On one hand, Mr Musyoka knows his political fortunes grow only if the Azimio ticket thrives. At the same time, he’s been previously betrayed by the same partner, and there is nothing he can do about it.
Who forgets NASA’s less publicised but just as significant, “this time it’s me, next you”?
Of course, the greatest betrayal is on the Jubilee side. No one forgets the “kumi yangu, kumi yako” promise.
It is the height of disingenuity to argue that DP William Ruto has already served his ten years, so the promise has been fulfilled.
At least the President has not offered us that ludicrous argument; he has made it clear that certain acts by the DP changed his mind.
I find that more honest, even if disagreeable than the former argument.

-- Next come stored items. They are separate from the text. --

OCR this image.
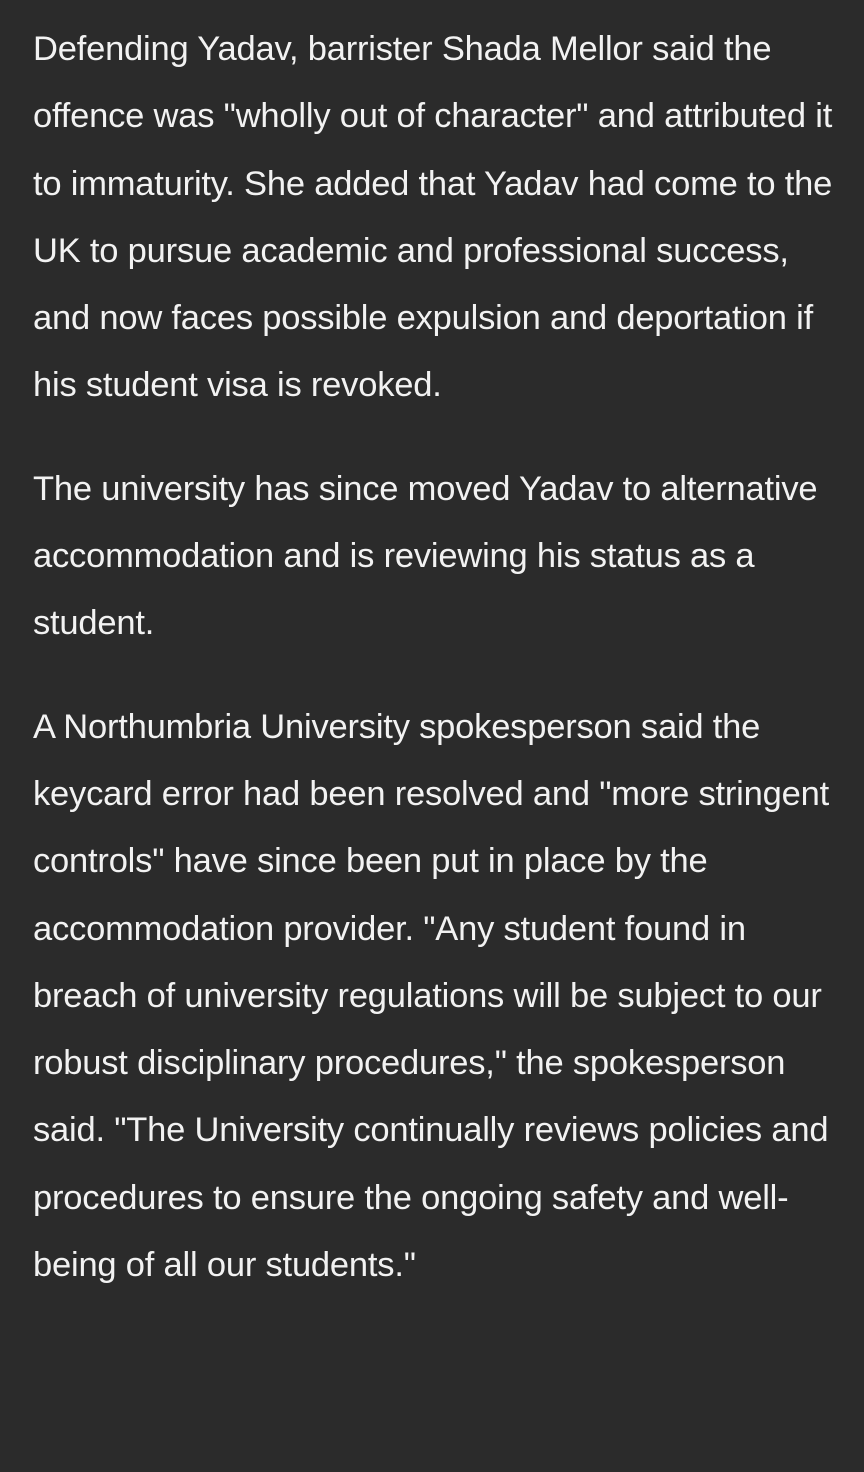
Defending Yadav, barrister Shada Mellor said the offence was "wholly out of character" and attributed it to immaturity. She added that Yadav had come to the UK to pursue academic and professional success, and now faces possible expulsion and deportation if his student visa is revoked.

The university has since moved Yadav to alternative accommodation and is reviewing his status as a student.

A Northumbria University spokesperson said the keycard error had been resolved and "more stringent controls" have since been put in place by the accommodation provider. "Any student found in breach of university regulations will be subject to our robust disciplinary procedures," the spokesperson said. "The University continually reviews policies and procedures to ensure the ongoing safety and well-being of all our students."
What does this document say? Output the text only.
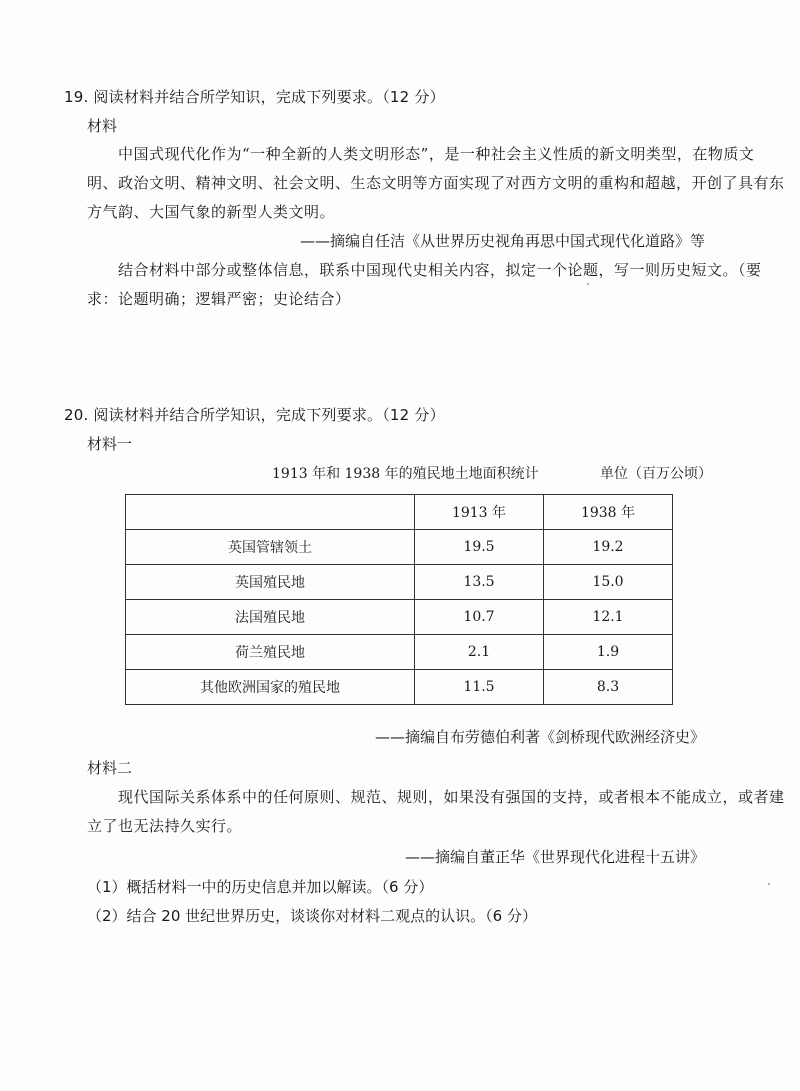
19. 阅读材料并结合所学知识，完成下列要求。（12 分）
材料
中国式现代化作为“一种全新的人类文明形态”，是一种社会主义性质的新文明类型，在物质文
明、政治文明、精神文明、社会文明、生态文明等方面实现了对西方文明的重构和超越，开创了具有东
方气韵、大国气象的新型人类文明。
——摘编自任洁《从世界历史视角再思中国式现代化道路》等
结合材料中部分或整体信息，联系中国现代史相关内容，拟定一个论题，写一则历史短文。（要
求：论题明确；逻辑严密；史论结合）
20. 阅读材料并结合所学知识，完成下列要求。（12 分）
材料一
1913 年和 1938 年的殖民地土地面积统计	单位（百万公顷）
	1913 年	1938 年
英国管辖领土	19.5	19.2
英国殖民地	13.5	15.0
法国殖民地	10.7	12.1
荷兰殖民地	2.1	1.9
其他欧洲国家的殖民地	11.5	8.3
——摘编自布劳德伯利著《剑桥现代欧洲经济史》
材料二
现代国际关系体系中的任何原则、规范、规则，如果没有强国的支持，或者根本不能成立，或者建
立了也无法持久实行。
——摘编自董正华《世界现代化进程十五讲》
（1）概括材料一中的历史信息并加以解读。（6 分）
（2）结合 20 世纪世界历史，谈谈你对材料二观点的认识。（6 分）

The paradox is that while Azimio is the greatest beneficiary of that momentous betrayal, celebrating it as a great achievement, their partners must also recognise that therein lies the “fruit of the poisonous tree”.
That which is birthed in betrayal can easily produce similar fruit.
Even those in Jubilee depending on the promises given by the Azimio principals must remember that political betrayal has been legitimised and they can be served the same dish. The same is also true of UDA.
It is the illegitimate child of political betrayal. It would be naïve to believe that their unfortunate foundation cannot produce fruits of betrayal.
It is like children who grew up violently abused; they tend to be abusers themselves.
Though it is also true that in many instances, those who have gone through abuse determine never to visit it on anyone again. Is that going to be the UDA story? Only time will tell.
Unfortunately for all the protagonists, there is no gilt-edged insurance against political treachery in Kenya.
Our Constitution vests all executive power on the one person, the President. Honouring political promises is ultimately about their goodwill and a political culture.
In some countries, political culture demands the honouring of political promises, with huge political prices paid if there is dishonour.
In our country, duplicity comes at no cost. I have heard it argued that one should get numbers so that they can impeach the dishonourable if they go back on their word. But as Jubilee taught us, there can always be a handshake with the opposite party that isolates your partner if they do not play ball!
Unfortunately, even the much-touted BBI proposals did not deal with this quagmire. The political offers in BBI were pre-election promises. They would still have depended on goodwill to be delivered on. Some of us had proposed an expansion of the executive, but that the same be voted in as a package similar to the President/Deputy arrangement today. That was not to be. It therefore means unless there is a fundamental shift in political behaviour, political treachery is with us for a while.
I pray however that whoever wins this election will deliver on the promises they made, even if they have to hold their political noses to do so. It is essential that we develop a culture of faithfulness, that our political word counts for something. That we only go back on our word if it is patently impossible to keep it. That is the essence of leadership.